Big thanks to Alex (Aquatic-Sanctuary) for sponsoring the POTMs for another year. Congrats to the folks who took these 12 pictures, and good luck!


----------



## RedneckR0nin (Nov 5, 2008)

Voted


----------



## Winkyee (Feb 17, 2003)

This was a seriously difficult choice..
All incredible shots.
Congrats to all.


----------



## THE BLACK PIRANHA (Dec 8, 2003)

VOTED


----------



## ju5tin95 (Nov 25, 2008)

voted


----------



## Blue Flame (Jan 16, 2006)

Voted


----------



## psychofish (Jun 5, 2004)

voted


----------



## FEEFA (Nov 19, 2007)

Voted!
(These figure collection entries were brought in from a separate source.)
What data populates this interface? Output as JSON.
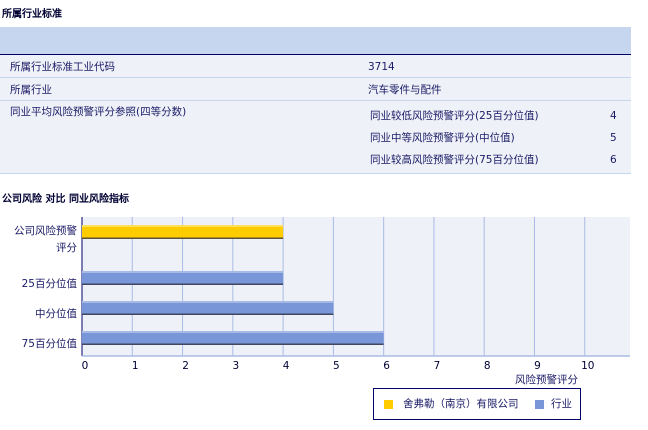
{
  "section1": {
    "title": "所属行业标准",
    "rows": [
      {
        "label": "所属行业标准工业代码",
        "value": "3714"
      },
      {
        "label": "所属行业",
        "value": "汽车零件与配件"
      }
    ],
    "ref": {
      "label": "同业平均风险预警评分参照(四等分数)",
      "items": [
        {
          "label": "同业较低风险预警评分(25百分位值)",
          "value": "4"
        },
        {
          "label": "同业中等风险预警评分(中位值)",
          "value": "5"
        },
        {
          "label": "同业较高风险预警评分(75百分位值)",
          "value": "6"
        }
      ]
    }
  },
  "section2": {
    "title": "公司风险 对比 同业风险指标"
  },
  "chart_data": {
    "type": "bar",
    "orientation": "horizontal",
    "categories": [
      "公司风险预警评分",
      "25百分位值",
      "中分位值",
      "75百分位值"
    ],
    "series": [
      {
        "name": "舍弗勒（南京）有限公司",
        "color": "#ffcc00",
        "values": [
          4,
          null,
          null,
          null
        ]
      },
      {
        "name": "行业",
        "color": "#7896d8",
        "values": [
          null,
          4,
          5,
          6
        ]
      }
    ],
    "xlabel": "风险预警评分",
    "xlim": [
      0,
      10.9
    ],
    "xticks": [
      "0",
      "1",
      "2",
      "3",
      "4",
      "5",
      "6",
      "7",
      "8",
      "9",
      "10"
    ],
    "grid": true,
    "legend": "bottom-right"
  }
}
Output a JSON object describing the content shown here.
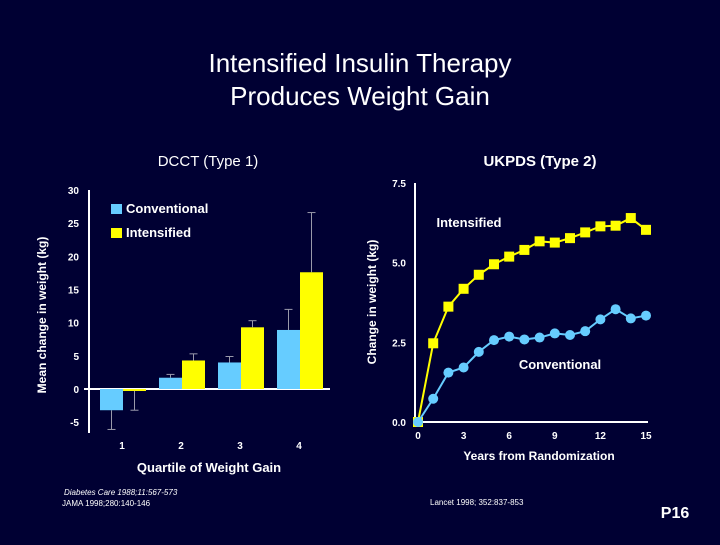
{
  "slide": {
    "title_line1": "Intensified Insulin Therapy",
    "title_line2": "Produces Weight Gain",
    "slide_number": "P16",
    "background": "#000033"
  },
  "chart_data": [
    {
      "type": "bar",
      "title": "DCCT (Type 1)",
      "xlabel": "Quartile of Weight Gain",
      "ylabel": "Mean change in weight (kg)",
      "categories": [
        "1",
        "2",
        "3",
        "4"
      ],
      "ylim": [
        -5,
        30
      ],
      "yticks": [
        "30",
        "25",
        "20",
        "15",
        "10",
        "5",
        "0",
        "-5"
      ],
      "grid": false,
      "legend": "top-left",
      "series": [
        {
          "name": "Conventional",
          "color": "#66ccff",
          "values": [
            -3.2,
            1.7,
            4.0,
            8.9
          ],
          "error_ends": [
            -6.1,
            2.2,
            4.9,
            12.0
          ]
        },
        {
          "name": "Intensified",
          "color": "#ffff00",
          "values": [
            -0.3,
            4.3,
            9.3,
            17.6
          ],
          "error_ends": [
            -3.2,
            5.3,
            10.3,
            26.6
          ]
        }
      ],
      "citations": [
        "Diabetes Care 1988;11:567-573",
        "JAMA 1998;280:140-146"
      ]
    },
    {
      "type": "line",
      "title": "UKPDS (Type 2)",
      "xlabel": "Years from Randomization",
      "ylabel": "Change in weight (kg)",
      "x": [
        0,
        1,
        2,
        3,
        4,
        5,
        6,
        7,
        8,
        9,
        10,
        11,
        12,
        13,
        14,
        15
      ],
      "xlim": [
        0,
        15
      ],
      "xticks": [
        "0",
        "3",
        "6",
        "9",
        "12",
        "15"
      ],
      "ylim": [
        0,
        7.5
      ],
      "yticks": [
        "7.5",
        "5.0",
        "2.5",
        "0.0"
      ],
      "grid": false,
      "series": [
        {
          "name": "Intensified",
          "color": "#ffff00",
          "marker": "square",
          "values": [
            0,
            2.47,
            3.62,
            4.18,
            4.62,
            4.95,
            5.19,
            5.4,
            5.67,
            5.63,
            5.77,
            5.95,
            6.14,
            6.16,
            6.4,
            6.03
          ]
        },
        {
          "name": "Conventional",
          "color": "#66ccff",
          "marker": "circle",
          "values": [
            0,
            0.73,
            1.55,
            1.71,
            2.2,
            2.57,
            2.68,
            2.59,
            2.65,
            2.78,
            2.73,
            2.85,
            3.22,
            3.54,
            3.25,
            3.34
          ]
        }
      ],
      "citations": [
        "Lancet 1998; 352:837-853"
      ]
    }
  ]
}
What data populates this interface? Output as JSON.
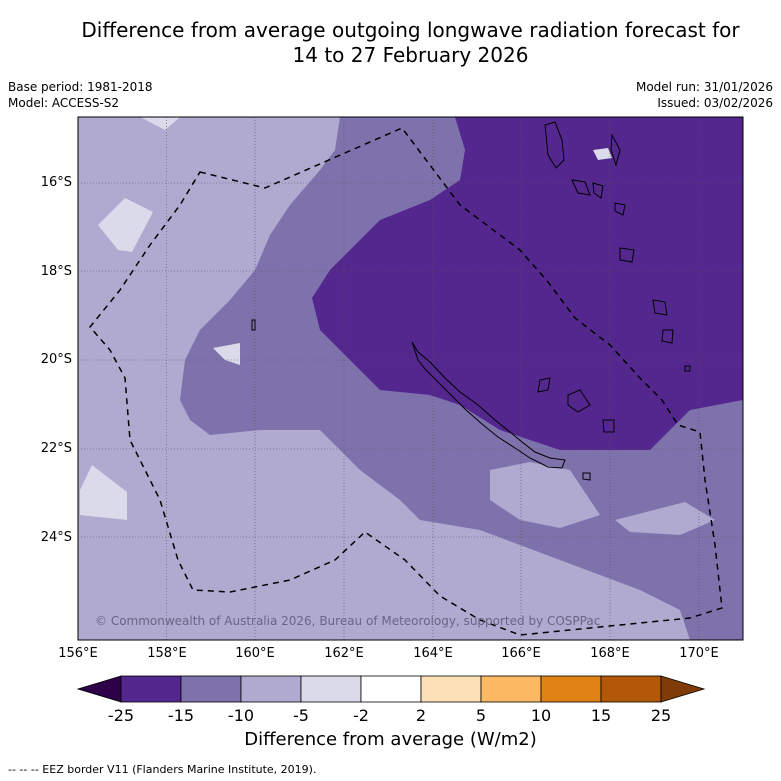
{
  "title_line1": "Difference from average outgoing longwave radiation forecast for",
  "title_line2": "14 to 27 February 2026",
  "meta_left": {
    "base_period": "Base period: 1981-2018",
    "model": "Model: ACCESS-S2"
  },
  "meta_right": {
    "model_run": "Model run: 31/01/2026",
    "issued": "Issued: 03/02/2026"
  },
  "latitude_labels": [
    "16°S",
    "18°S",
    "20°S",
    "22°S",
    "24°S"
  ],
  "longitude_labels": [
    "156°E",
    "158°E",
    "160°E",
    "162°E",
    "164°E",
    "166°E",
    "168°E",
    "170°E"
  ],
  "copyright": "© Commonwealth of Australia 2026, Bureau of Meteorology, supported by COSPPac",
  "colorbar": {
    "ticks": [
      "-25",
      "-15",
      "-10",
      "-5",
      "-2",
      "2",
      "5",
      "10",
      "15",
      "25"
    ],
    "colors": [
      "#54278f",
      "#7e72ac",
      "#b0a9d0",
      "#dadaeb",
      "#ffffff",
      "#fee0b6",
      "#fdb863",
      "#e08214",
      "#b35806"
    ],
    "under_color": "#2d0048",
    "over_color": "#7f3b08",
    "label": "Difference from average (W/m2)"
  },
  "legend_footer": "-- -- -- EEZ border V11 (Flanders Marine Institute, 2019)."
}
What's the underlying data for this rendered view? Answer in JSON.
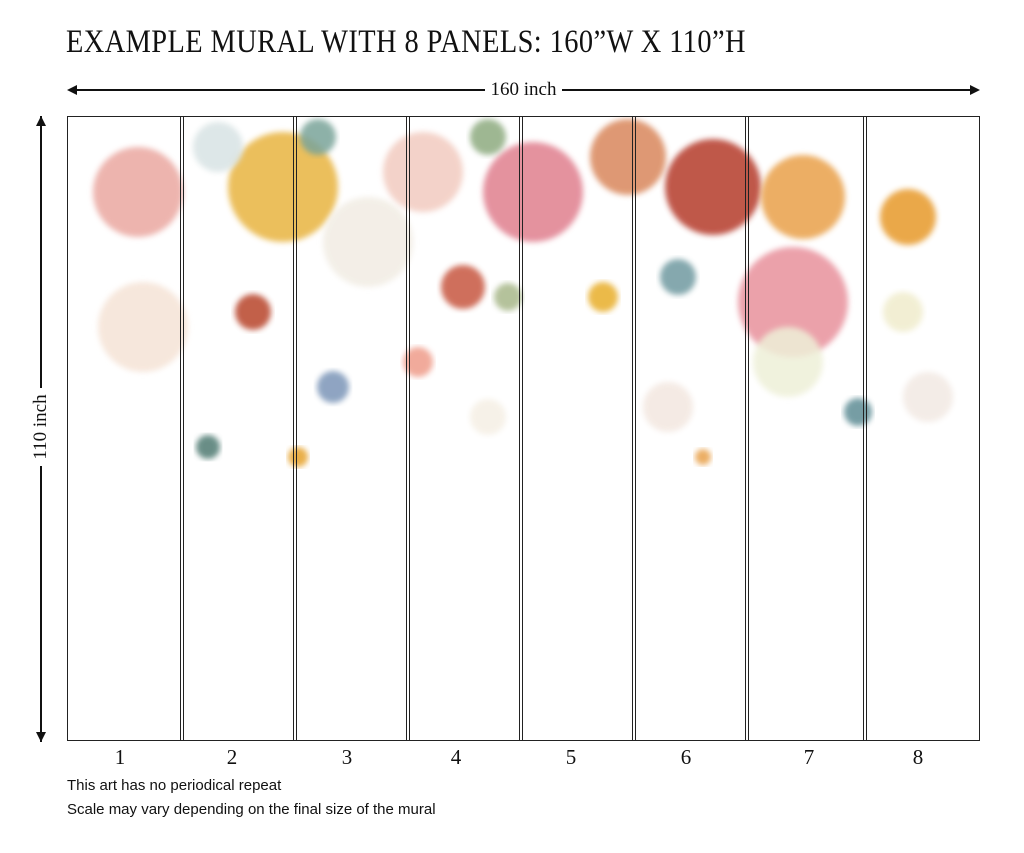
{
  "title": "EXAMPLE MURAL WITH 8 PANELS: 160”W X 110”H",
  "dimensions": {
    "width_label": "160 inch",
    "height_label": "110 inch"
  },
  "panels": [
    "1",
    "2",
    "3",
    "4",
    "5",
    "6",
    "7",
    "8"
  ],
  "notes": [
    "This art has no periodical repeat",
    "Scale may vary depending on the final size of the mural"
  ]
}
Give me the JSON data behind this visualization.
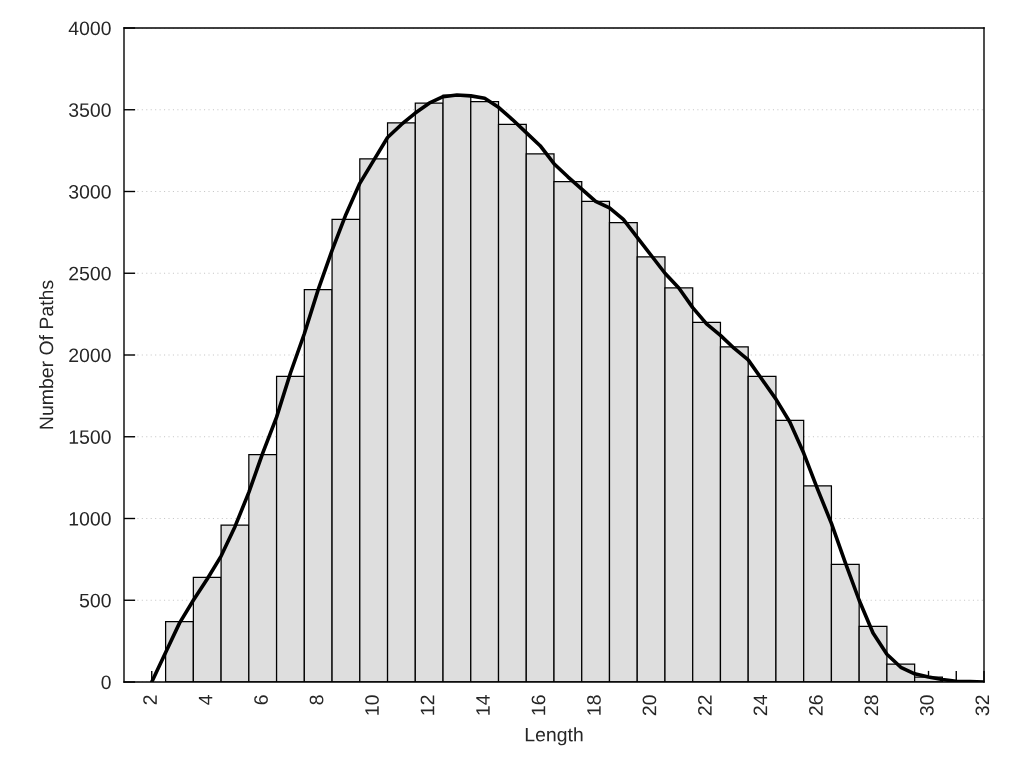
{
  "chart_data": {
    "type": "histogram",
    "xlabel": "Length",
    "ylabel": "Number Of Paths",
    "bins": [
      2.5,
      3.5,
      4.5,
      5.5,
      6.5,
      7.5,
      8.5,
      9.5,
      10.5,
      11.5,
      12.5,
      13.5,
      14.5,
      15.5,
      16.5,
      17.5,
      18.5,
      19.5,
      20.5,
      21.5,
      22.5,
      23.5,
      24.5,
      25.5,
      26.5,
      27.5,
      28.5,
      29.5,
      30.5
    ],
    "values": [
      370,
      640,
      960,
      1390,
      1870,
      2400,
      2830,
      3200,
      3420,
      3540,
      3590,
      3550,
      3410,
      3230,
      3060,
      2940,
      2810,
      2600,
      2410,
      2200,
      2050,
      1870,
      1600,
      1200,
      720,
      340,
      110,
      30
    ],
    "color": "#dedede",
    "series": [
      {
        "type": "line",
        "color": "#000000",
        "line_style": "solid",
        "marker": "none",
        "x": [
          2,
          2.5,
          3,
          3.5,
          4,
          4.5,
          5,
          5.5,
          6,
          6.5,
          7,
          7.5,
          8,
          8.5,
          9,
          9.5,
          10,
          10.5,
          11,
          11.5,
          12,
          12.5,
          13,
          13.5,
          14,
          14.5,
          15,
          15.5,
          16,
          16.5,
          17,
          17.5,
          18,
          18.5,
          19,
          19.5,
          20,
          20.5,
          21,
          21.5,
          22,
          22.5,
          23,
          23.5,
          24,
          24.5,
          25,
          25.5,
          26,
          26.5,
          27,
          27.5,
          28,
          28.5,
          29,
          29.5,
          30,
          30.5,
          31,
          31.5,
          32
        ],
        "values": [
          0,
          180,
          360,
          500,
          630,
          770,
          950,
          1160,
          1400,
          1620,
          1890,
          2130,
          2400,
          2640,
          2860,
          3050,
          3190,
          3330,
          3410,
          3480,
          3540,
          3580,
          3590,
          3585,
          3570,
          3515,
          3440,
          3360,
          3280,
          3170,
          3090,
          3015,
          2940,
          2900,
          2830,
          2720,
          2610,
          2500,
          2410,
          2290,
          2190,
          2120,
          2040,
          1970,
          1850,
          1730,
          1590,
          1400,
          1180,
          970,
          730,
          500,
          300,
          170,
          90,
          50,
          30,
          15,
          5,
          3,
          0
        ]
      }
    ],
    "xlim": [
      1,
      32
    ],
    "xticks": [
      2,
      4,
      6,
      8,
      10,
      12,
      14,
      16,
      18,
      20,
      22,
      24,
      26,
      28,
      30,
      {
        "value": 31,
        "label": null
      },
      32
    ],
    "ylim": [
      0,
      4000
    ],
    "yticks": [
      0,
      500,
      1000,
      1500,
      2000,
      2500,
      3000,
      3500,
      4000
    ],
    "grid": "y"
  }
}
Good luck everyone


----------



## Johnny_Zanni (Nov 8, 2009)

voted


----------



## His Majesty (Apr 5, 2005)

Voted. Good luck everyone.


----------



## Steelrain (Apr 22, 2006)

voted

Voted, Good Luck


----------



## Soul Assassin (Nov 21, 2006)

That was a difficult decision, congrats to all contestants for great pics


----------



## bigshawn (Dec 29, 2005)

Voted!!!!!!, Piraya............


----------



## ChilDawg (Apr 30, 2006)

Bump.


----------



## Us And Them (Dec 4, 2008)

Is their any Rules against Photoshop ? if You Look at octobers Winner , the Picture looks altered , like the Backround was Darkened
I can notice the different shades of Black in weird spiratic Patterns when I move my Laptop Screen.


----------



## Trigga (Jul 1, 2006)

wow tough choice...lots of great pics congrats to all of you guys who are better photographers than i will ever be


----------



## jmax611 (Aug 6, 2006)

you got the member wrong on jan and feb :rasp:


----------



## TheCableGuy (Feb 22, 2005)

Voted!!!
Great pics!! Good luck to all!!


----------



## Piranha_man (Jan 29, 2005)

Voted.

Steelrain... your avatar is insane!
I actually sat straight up in my chair and had to stare at it before I realized what it was!


----------



## Armand_caribe (Sep 9, 2009)

Voted!!!.







All outstanding shots however I think the one of september with the two pirayas is close to perfect without any doubt.

Cheers.


----------



## Sheppard (Jul 8, 2004)

Voted.

Great shots, there is one I think is incredible but it hasn't gotten that many votes


----------



## ChilDawg (Apr 30, 2006)

Bump!


----------



## ChilDawg (Apr 30, 2006)

Bump!


----------



## Nick G (Jul 15, 2007)

VOTED. wow what a tough decision.


----------